On Thursday April 25, the Robbins Library welcomes Aidan Kestigian to speak on “Gerrymandering and Redistricting in Massachusetts.” Kestigian is the Program Manager for the Metric Geometry & Gerrymandering Group (MGGG) and the Science, Technology, and Society Program at Tufts University.
Kestigian’s presentation is part of the library’s ongoing Democracy after Dark program series. The Democracy after Dark series was created in 2017 as a way to foster learning and community discussion of issues supporting strong democracy and offers presentations and discussion on a wide variety of topics.
The Metric Geometry & Gerrymandering Group (MGGG) uses applications of geometry and computing to study U.S. redistricting. The group’s core belief is that that gerrymandering of all kinds is a fundamental threat to our democracy.

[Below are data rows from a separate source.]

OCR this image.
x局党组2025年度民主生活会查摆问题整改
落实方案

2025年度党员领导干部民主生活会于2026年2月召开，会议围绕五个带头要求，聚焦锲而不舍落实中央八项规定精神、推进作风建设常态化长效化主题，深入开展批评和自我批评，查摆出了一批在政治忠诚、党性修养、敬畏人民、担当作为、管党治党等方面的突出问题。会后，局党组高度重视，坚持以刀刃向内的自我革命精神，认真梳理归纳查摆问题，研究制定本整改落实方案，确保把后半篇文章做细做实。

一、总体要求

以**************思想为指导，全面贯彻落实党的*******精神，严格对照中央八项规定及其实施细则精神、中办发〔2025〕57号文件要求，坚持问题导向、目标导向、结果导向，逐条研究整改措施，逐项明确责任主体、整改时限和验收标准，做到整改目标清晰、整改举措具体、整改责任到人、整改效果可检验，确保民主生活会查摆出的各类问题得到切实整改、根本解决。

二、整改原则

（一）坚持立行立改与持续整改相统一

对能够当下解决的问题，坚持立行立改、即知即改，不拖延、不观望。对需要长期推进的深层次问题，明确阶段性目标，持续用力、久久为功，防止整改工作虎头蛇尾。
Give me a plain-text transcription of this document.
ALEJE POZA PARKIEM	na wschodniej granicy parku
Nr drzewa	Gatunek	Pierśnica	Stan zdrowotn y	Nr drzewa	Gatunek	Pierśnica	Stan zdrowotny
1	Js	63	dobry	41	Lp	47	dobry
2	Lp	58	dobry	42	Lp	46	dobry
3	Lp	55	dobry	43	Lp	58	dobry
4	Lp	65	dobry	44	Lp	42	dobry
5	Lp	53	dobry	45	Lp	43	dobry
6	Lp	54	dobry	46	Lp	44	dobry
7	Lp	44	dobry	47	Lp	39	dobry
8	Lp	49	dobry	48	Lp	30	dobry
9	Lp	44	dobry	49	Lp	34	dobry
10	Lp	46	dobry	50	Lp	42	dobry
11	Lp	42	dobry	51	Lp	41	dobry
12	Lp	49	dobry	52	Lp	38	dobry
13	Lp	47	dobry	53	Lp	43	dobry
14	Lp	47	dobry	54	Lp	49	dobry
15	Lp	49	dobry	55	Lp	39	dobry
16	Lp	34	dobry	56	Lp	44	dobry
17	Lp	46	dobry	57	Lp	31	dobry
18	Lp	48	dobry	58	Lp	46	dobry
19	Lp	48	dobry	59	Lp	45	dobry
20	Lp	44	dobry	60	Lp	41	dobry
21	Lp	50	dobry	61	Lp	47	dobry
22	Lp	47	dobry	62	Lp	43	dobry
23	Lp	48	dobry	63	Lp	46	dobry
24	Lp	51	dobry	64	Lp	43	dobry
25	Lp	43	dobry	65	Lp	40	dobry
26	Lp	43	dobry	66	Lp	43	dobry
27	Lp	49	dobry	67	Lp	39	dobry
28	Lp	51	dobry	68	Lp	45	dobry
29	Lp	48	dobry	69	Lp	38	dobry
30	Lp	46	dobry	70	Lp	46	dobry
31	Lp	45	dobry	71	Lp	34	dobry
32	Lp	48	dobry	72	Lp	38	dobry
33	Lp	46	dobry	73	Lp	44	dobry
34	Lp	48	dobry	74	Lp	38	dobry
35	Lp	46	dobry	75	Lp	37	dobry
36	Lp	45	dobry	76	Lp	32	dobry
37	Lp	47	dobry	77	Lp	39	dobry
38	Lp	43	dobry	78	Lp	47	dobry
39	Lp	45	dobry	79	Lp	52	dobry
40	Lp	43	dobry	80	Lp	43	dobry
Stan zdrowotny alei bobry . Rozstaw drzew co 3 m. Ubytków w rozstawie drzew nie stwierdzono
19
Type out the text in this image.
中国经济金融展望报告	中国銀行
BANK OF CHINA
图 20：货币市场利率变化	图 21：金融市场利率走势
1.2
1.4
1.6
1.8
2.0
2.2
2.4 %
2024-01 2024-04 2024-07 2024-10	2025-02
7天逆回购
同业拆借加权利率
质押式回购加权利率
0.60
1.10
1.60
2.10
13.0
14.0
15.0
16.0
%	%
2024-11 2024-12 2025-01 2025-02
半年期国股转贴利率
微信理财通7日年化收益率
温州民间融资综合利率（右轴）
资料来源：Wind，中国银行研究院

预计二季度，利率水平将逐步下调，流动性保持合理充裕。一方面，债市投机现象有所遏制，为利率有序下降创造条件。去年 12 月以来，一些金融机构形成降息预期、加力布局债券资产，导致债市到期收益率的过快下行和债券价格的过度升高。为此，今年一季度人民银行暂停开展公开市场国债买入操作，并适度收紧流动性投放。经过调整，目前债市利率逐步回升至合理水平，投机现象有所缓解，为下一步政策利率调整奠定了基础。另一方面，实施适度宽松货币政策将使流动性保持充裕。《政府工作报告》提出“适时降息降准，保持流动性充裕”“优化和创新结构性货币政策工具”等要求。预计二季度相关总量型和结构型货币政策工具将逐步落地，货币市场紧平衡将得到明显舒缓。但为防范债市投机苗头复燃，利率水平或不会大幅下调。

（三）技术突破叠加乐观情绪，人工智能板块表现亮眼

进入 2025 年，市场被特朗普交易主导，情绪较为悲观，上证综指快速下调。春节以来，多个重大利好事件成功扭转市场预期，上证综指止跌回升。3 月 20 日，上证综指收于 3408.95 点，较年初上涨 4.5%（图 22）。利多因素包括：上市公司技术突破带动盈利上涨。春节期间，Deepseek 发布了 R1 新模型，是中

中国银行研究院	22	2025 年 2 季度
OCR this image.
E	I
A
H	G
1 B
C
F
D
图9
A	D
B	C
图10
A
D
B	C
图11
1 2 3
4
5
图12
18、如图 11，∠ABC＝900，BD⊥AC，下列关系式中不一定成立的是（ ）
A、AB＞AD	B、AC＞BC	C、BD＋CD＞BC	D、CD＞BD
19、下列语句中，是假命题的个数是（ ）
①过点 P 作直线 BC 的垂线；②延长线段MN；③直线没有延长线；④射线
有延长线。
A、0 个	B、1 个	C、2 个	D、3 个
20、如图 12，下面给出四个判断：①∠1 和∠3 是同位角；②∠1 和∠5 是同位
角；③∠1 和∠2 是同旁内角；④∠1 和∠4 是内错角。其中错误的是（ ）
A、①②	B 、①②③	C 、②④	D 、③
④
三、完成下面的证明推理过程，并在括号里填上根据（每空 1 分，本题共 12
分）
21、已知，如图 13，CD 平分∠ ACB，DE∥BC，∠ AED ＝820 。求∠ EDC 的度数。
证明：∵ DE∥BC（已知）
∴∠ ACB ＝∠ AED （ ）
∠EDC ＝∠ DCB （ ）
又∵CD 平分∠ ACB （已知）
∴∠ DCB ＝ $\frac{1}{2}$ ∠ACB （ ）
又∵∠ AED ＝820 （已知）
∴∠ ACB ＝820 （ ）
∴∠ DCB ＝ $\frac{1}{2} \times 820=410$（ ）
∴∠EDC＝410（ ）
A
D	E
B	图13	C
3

Gerrymandering has been a hot topic recently with two cases before the Supreme Court focusing on extreme partisan gerrymandering in Maryland and North Carolina. In keeping with their goal of to use research in and relevant applications of geometry, topology, and computing to examine redistricting the MGGG organized a collaborative effort of mathematical and legal experts to file an amicus or “friend of the court” brief for the two gerrymandering cases presented to the court on March 26, 2019.
In her presentation at the library, Kestigian will discuss the work of the MGGG, the recent Supreme Court cases, and the process through which the State of Massachusetts redraws its congressional districts.